Saudação

Triagem Neonatal, não há mais espera. A vida chama

O decreto que atualiza a lista de doenças graves detectáveis através da triagem neonatal continua a faltar e continuam a acontecer tragédias como a do bebé que morreu com pouco mais de um mês de idade devido à forma mais grave de atrofia muscular espinhal, que poderia ter sido interceptada a tempo. Esta situação será mais uma vez denunciada a 16 de novembro numa conferência de imprensa organizada na sala de imprensa da câmara pela Deputada Ilenia Malavasi, em colaboração com a SMA Families Association e com o apoio do Observatório das Doenças Raras

Em face da SMA perder tempo significa perder a vida: por isso tínhamos intitulado nos últimos dias, retomando uma frase pronunciada em uma de suas duras Carta-recurso por Anita Pallara, presidente da Associação de famílias SMA (atrofia muscular espinhal), falando sobre a história de uma criança nascida na província de Vicenza e morreu pouco mais de um mês depois devido à SMA 1, que não havia sido diagnosticada a tempo e, portanto, não poderia ser tratada prontamente. Em doze regiões do nosso país, de facto, ainda não há rastreio neonatal para a SMA, faltando um decreto esperado há anos.

Esta situação será mais uma vez denunciada durante a Conferência De Imprensa chamada triagem Neonatal, não mais espera. La vita calda, organizada em Roma para a manhã de 16 de novembro (sala de imprensa da Câmara dos Deputados, 10h) por iniciativa da deputada Ilenia Malavasi, em colaboração com a Associação das famílias SMA e com o apoio do OMAR (Observatório das Doenças Raras).

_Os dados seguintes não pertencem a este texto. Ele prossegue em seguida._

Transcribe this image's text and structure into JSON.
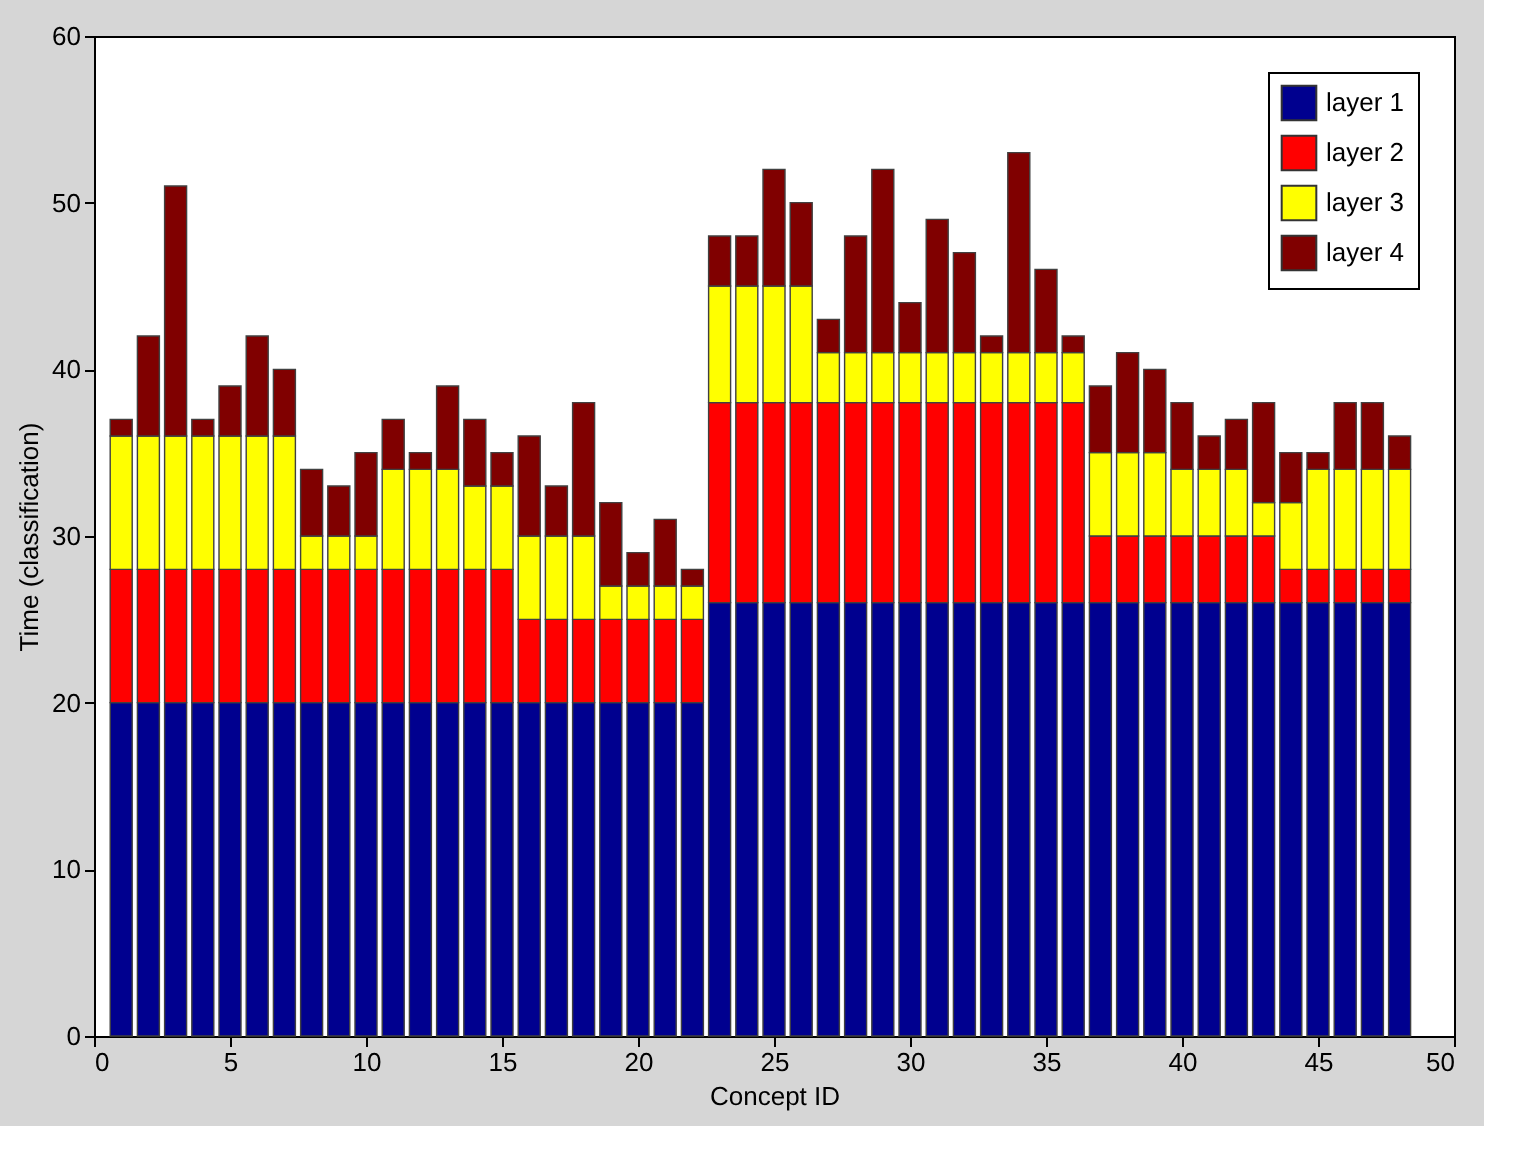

“O direito de todos os recém-nascidos italianos à triagem neonatal-sublinhe dall’Mara – ou um caminho de detecção precoce que permita garantir a saúde das crianças que, de outra forma, enfrentariam os efeitos de doenças graves, está consagrado na Lei 167/16 [“disposições sobre testes de diagnóstico neonatal obrigatórios para a prevenção e tratamento de doenças metabólicas hereditárias”, N. D. R.], que exige a busca de cerca de 48 doenças. A mesma lei também prevê uma revisão periódica desta lista e, portanto, a adição de outras patologias a serem pesquisadas, para acompanhar o progresso da pesquisa. E, no entanto, enquanto a ciência continua e enquanto algumas regiões a seguiram autonomamente, o Decreto de atualização, apesar dos muitos lembretes, ainda está faltando”.

“A sobrevivência e a saúde – acrescenta – dependem de onde nascemos, uma espécie de lotaria na pele dos recém – nascidos em que alguns “ganham”, mas – como era esperado e previsível-outros “perdem” a sua única hipótese de vida, como aconteceu recentemente em Veneto e como voltará a acontecer, porque a SMA é precisamente uma das doenças que devem ser incluídas num decreto de actualização que poderia ser produzido há mais de dois anos, que foi repetidamente prometido e nunca publicado”. (S. B.)